Triple Valve Rheumatic heart disease with inflammatory Aortitis: Case Report and Surgical Treatment
HARSHBIR S. P. PANNU, Mch.1, Anvesh R. K. S. Gandhi, MD Phd.1, Harleen K. Kaur, MD2. 1HOLY HEART HOSPITAL & SUPER-SPECIALITY CENTRE, Amritsar, India, 2Nijjer Diagnostic and Imaging Centre, Amritsar, India. Patient Demographics: A 35 yr old female
Relevant History: Presented with NYHA III/IV breathlessness on exertion and Palpitations.She also shared history of Orthopnoea and paroxysmal nocturnal dyspnoea .She gave history of rheumatic fever about two decades ago..Physical exam echocardiogram revealed severe MITRAL AORTIC AND TRICUSPID STENOSIS with pulmonary hypertension. CT angiogram revealed small saccular aneurysms of ascending aorta.
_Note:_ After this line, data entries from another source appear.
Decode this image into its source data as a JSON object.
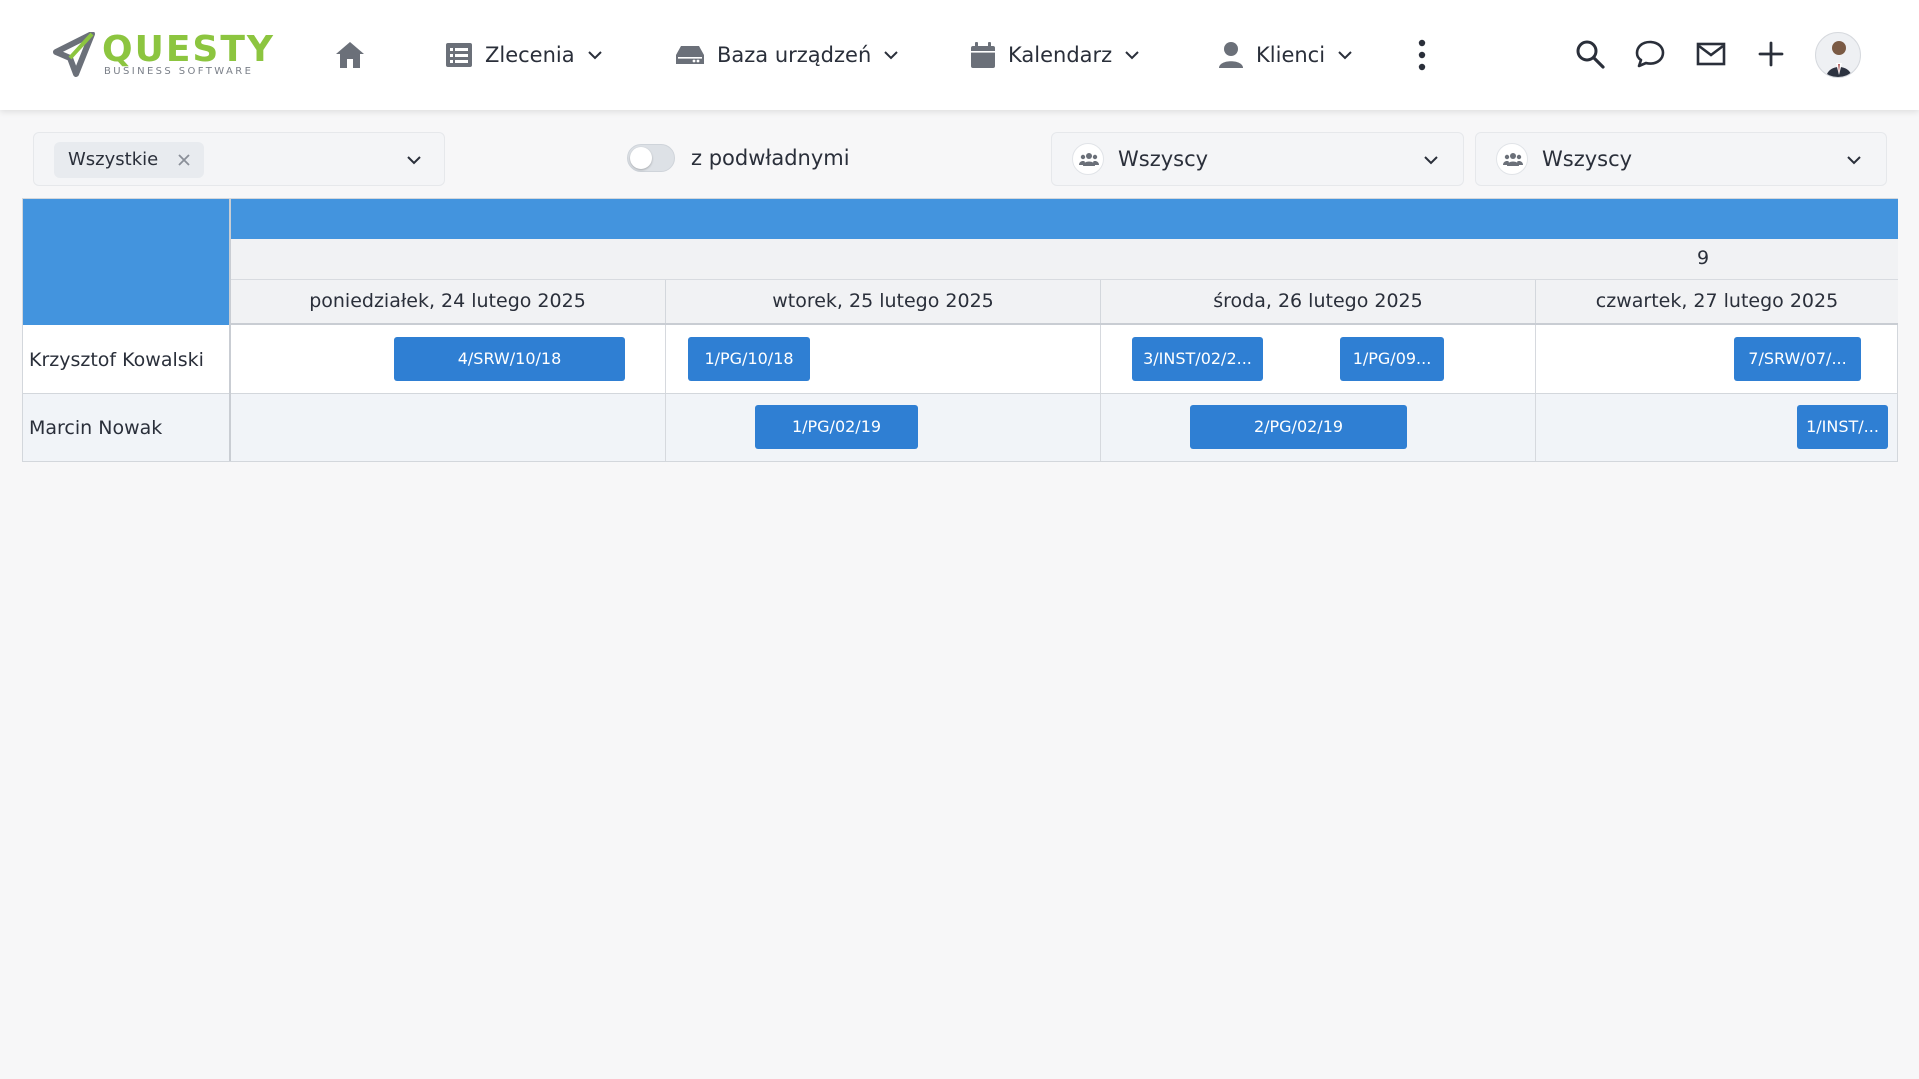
{
  "app": {
    "logo_word": "QUESTY",
    "logo_sub": "BUSINESS SOFTWARE",
    "brand_color": "#8cc53f",
    "accent_color": "#4394de",
    "event_color": "#2f7fd3"
  },
  "nav": {
    "home_icon": "home-icon",
    "items": [
      {
        "label": "Zlecenia",
        "icon": "list-icon"
      },
      {
        "label": "Baza urządzeń",
        "icon": "device-icon"
      },
      {
        "label": "Kalendarz",
        "icon": "calendar-icon"
      },
      {
        "label": "Klienci",
        "icon": "user-icon"
      }
    ],
    "more_icon": "more-vertical-icon",
    "tools": [
      "search-icon",
      "chat-icon",
      "mail-icon",
      "plus-icon"
    ],
    "avatar": "user-avatar"
  },
  "filters": {
    "status_chip": "Wszystkie",
    "toggle_label": "z podwładnymi",
    "toggle_on": false,
    "group_1": "Wszyscy",
    "group_2": "Wszyscy"
  },
  "scheduler": {
    "week_number": "9",
    "days": [
      "poniedziałek, 24 lutego 2025",
      "wtorek, 25 lutego 2025",
      "środa, 26 lutego 2025",
      "czwartek, 27 lutego 2025"
    ],
    "rows": [
      {
        "name": "Krzysztof Kowalski",
        "events": [
          "4/SRW/10/18",
          "1/PG/10/18",
          "3/INST/02/2...",
          "1/PG/09...",
          "7/SRW/07/..."
        ]
      },
      {
        "name": "Marcin Nowak",
        "events": [
          "1/PG/02/19",
          "2/PG/02/19",
          "1/INST/..."
        ]
      }
    ]
  }
}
Pre-Operative Plan: Tripple valve surgery with replacement of ascending aorta was planned
Discussion of what was actually done and the challenges, deaths and complications encountered. (Unless case is still pending): Mitral and Aortic valves were replaced with Bi-leaflet mechanical prosthesis and Tricuspid valve was repaired. Ascending aorta was wrapped with a prosthetic graft to reduce aortic cross clamp time. This was done as the wall of aorta was healthy ( diameter of aorta was 3.8 cm) by and large except the two areas of breaks in adventitia layer measuring 8 x 4 mm and 5x5 mm.
Patient made an eventless recovery with extubation after 24 hrs and discharge on 8 th post op day and is well 4 months after surgery
Focal Aortitis is a newly recognised entity and its association with valvular rheumatic heart disease has not been reported.